Uncertainty in Host Country
A company is subject to the host country and international’s cultural, economic, social, and political conditions when investing in a new country. If the host country undergoes particular economic or political havoc or rejects the company, it is expected to suffer accordingly in due course. For instance, in the previous years, the rigidity between South Korea and Japan has escalated, ending in the 1st half of 2019, leading to numerous Japanese firms in South Korea the objective of anti-Japanese demonstration, slowdowns, and impose sanctions (Lee & Reynolds, 2019). In connection to that, the same can happen to American companies doing business abroad. A recent report has shown that many companies in the United States have shown their interest in leaving or reducing their investment in China because of the fear of the growing trade war’s significance between China and America. The situation does not just have a significant impact on small and medium enterprises (SMEs) but also giant firms like Google, who in the recent past had intentions of expanding its business prospects in the China Republic.

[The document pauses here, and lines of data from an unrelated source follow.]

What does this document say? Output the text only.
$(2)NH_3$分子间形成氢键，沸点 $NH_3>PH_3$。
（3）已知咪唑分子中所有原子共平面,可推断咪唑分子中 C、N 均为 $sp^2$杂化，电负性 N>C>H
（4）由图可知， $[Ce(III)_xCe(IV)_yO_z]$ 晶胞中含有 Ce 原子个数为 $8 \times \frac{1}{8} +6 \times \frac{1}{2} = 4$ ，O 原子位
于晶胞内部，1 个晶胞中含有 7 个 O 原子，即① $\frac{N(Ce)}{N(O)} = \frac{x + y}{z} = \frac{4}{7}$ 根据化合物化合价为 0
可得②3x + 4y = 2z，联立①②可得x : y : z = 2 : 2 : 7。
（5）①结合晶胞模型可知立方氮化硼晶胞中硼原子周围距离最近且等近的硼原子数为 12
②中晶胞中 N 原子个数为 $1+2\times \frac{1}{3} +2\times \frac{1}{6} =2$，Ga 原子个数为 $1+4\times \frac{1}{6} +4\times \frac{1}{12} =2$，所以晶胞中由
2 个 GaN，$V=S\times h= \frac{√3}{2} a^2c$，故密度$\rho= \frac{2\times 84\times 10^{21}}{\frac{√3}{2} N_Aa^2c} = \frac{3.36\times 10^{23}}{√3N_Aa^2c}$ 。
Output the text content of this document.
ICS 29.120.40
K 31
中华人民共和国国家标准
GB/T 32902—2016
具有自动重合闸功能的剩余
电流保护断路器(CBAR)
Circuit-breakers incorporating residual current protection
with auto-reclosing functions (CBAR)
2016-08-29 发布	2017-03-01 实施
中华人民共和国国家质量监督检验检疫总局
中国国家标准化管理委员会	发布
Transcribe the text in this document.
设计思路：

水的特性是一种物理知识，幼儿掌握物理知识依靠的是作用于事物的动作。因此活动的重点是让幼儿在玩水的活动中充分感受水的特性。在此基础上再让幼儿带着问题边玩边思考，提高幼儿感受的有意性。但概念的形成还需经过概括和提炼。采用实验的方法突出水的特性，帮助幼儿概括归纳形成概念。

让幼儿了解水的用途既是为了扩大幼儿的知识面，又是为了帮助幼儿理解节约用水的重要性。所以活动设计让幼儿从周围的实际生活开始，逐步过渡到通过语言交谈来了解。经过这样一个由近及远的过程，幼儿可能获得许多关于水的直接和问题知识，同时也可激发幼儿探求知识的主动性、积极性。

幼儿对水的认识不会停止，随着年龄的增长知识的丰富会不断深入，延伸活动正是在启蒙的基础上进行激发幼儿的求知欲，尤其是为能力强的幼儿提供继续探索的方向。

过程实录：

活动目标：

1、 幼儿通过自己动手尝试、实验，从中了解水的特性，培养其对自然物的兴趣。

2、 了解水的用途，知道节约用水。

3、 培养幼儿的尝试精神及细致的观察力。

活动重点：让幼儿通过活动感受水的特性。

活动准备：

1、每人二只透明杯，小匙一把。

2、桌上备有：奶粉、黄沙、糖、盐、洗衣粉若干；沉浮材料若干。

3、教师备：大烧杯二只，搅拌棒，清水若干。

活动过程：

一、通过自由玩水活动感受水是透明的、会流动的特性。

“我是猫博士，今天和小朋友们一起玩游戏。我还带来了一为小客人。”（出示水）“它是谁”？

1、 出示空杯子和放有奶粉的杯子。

While offering businesses with wonderful prospects of increasing their clientele base, competitiveness, heightening effectiveness, and reducing cost, global expansion can be expensive for companies and needs detailed strategizing. To fruitfully go international, there are several aspects for a business to deliberate. First, the company has to spend enough resources on learning about the new nation concerning economic and political state of affairs, local practice, compliance cost, target clients, existing competitors, and culture. On top of that, going international has to bring into line with the firm’s long-term expansion tactic and the vision of the leadership, human resources, and organizational principles. With watchful preparation and implementation, the company has higher chances of joining the globalization movement.
Elia, S., & Santangelo, G. D. (2017). The evolution of strategic asset-seeking acquisitions by emerging market multinationals. International Business Review, 26(5), 855-866.
Lee, J. & Reynolds, I., 2019. South Korea, Japan Strike Calmer Note After Months of Tension. [Online] Available at https://www.bloomberg.com/news/articles/2019-08-14/japan-south-korea-ties-tested-again-as-region-marks-war-s-end [Accessed August 2021].
Morgan, J. P. (2019). Global M&A Outlook Unlocking value in a dynamic market. JP Morgan.
Tulung, J. E. (2017). Resource availability and firm’s international strategy as critical determinants of entry mode choice. Jurnal Aplikasi Manajemen, 15(1), 160-168.